Parenting is also an important theme in these two chapters. Cara critiques the parenting of both Ángela and Lulu. She says that Lulu constantly dotes on her son, Adonis, and celebrates him in a way that Cara finds suspect. Likewise, she thinks Ángela is too soft on her children, as she does not discipline them firmly or harshly. In contrast, she says that she made absolutely certain that Fernando was respectful and was never afraid to be tough with him. These comments Cara makes indicate her beliefs about parenting. For her, parenting is about preparing a child for the world, making them tough enough to endure many hardships. What she fails to see is that her sister, Ángela, is attempting to break generational cycles of violence by not hitting her children. While Fernando ends up being more self-reliant than Adonis, he is also deeply wounded by Cara's harshness.

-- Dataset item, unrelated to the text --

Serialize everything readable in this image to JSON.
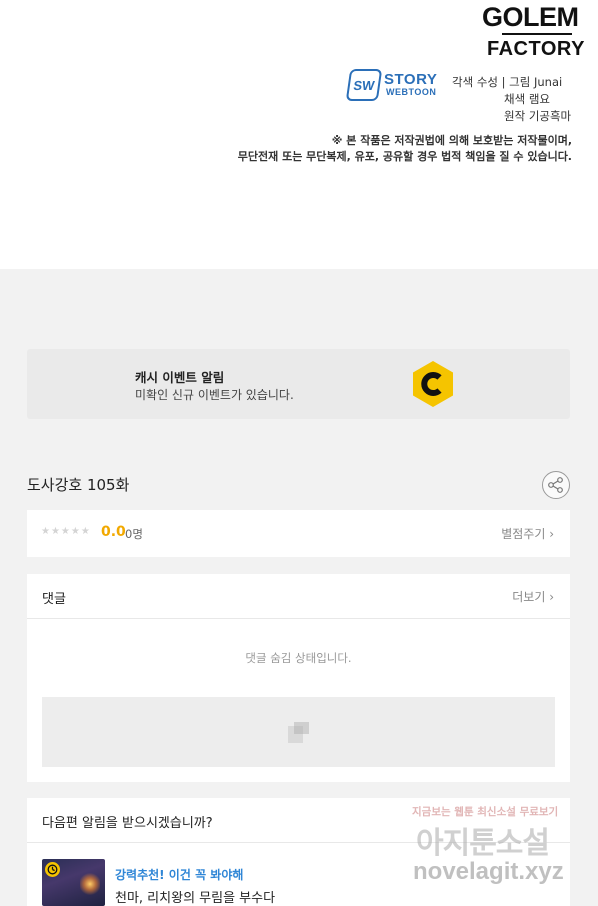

The motif of gentrification also appears prominently in this part of the book. Cara notes that while she used to recognize everyone in her building, she now sees a number of younger people with backpacks. She is almost certain that these people are guests of people who are renting out their apartment buildings. This moment shows how her neighborhood is rapidly shifting to accommodate an influx of wealthy young people, the majority of whom are not Dominican. It is also a major part of the novel's conflict, as Cara's money problems are amplified by the fact that her neighborhood has recently become desirable real estate. In this way, the book shows how gentrification forces people like Cara out of their homes by taking advantage of their economic vulnerability. Once there is money to be made, the original residents are faced with higher rent and a push to leave.

This section of the book sets its main conflicts into motion. The reader's introduction to Cara brings them into contact with all of the struggles she is facing simultaneously. Caught in the fallout of an economic downturn, she takes stock of her life and details the various sources of pain in it. The book reveals that her struggles are as much personal as they are financial. She is attempting to not only remain financially stable, but also put back together the parts of her life that feel or appear broken, like her relationship with her son, Fernando.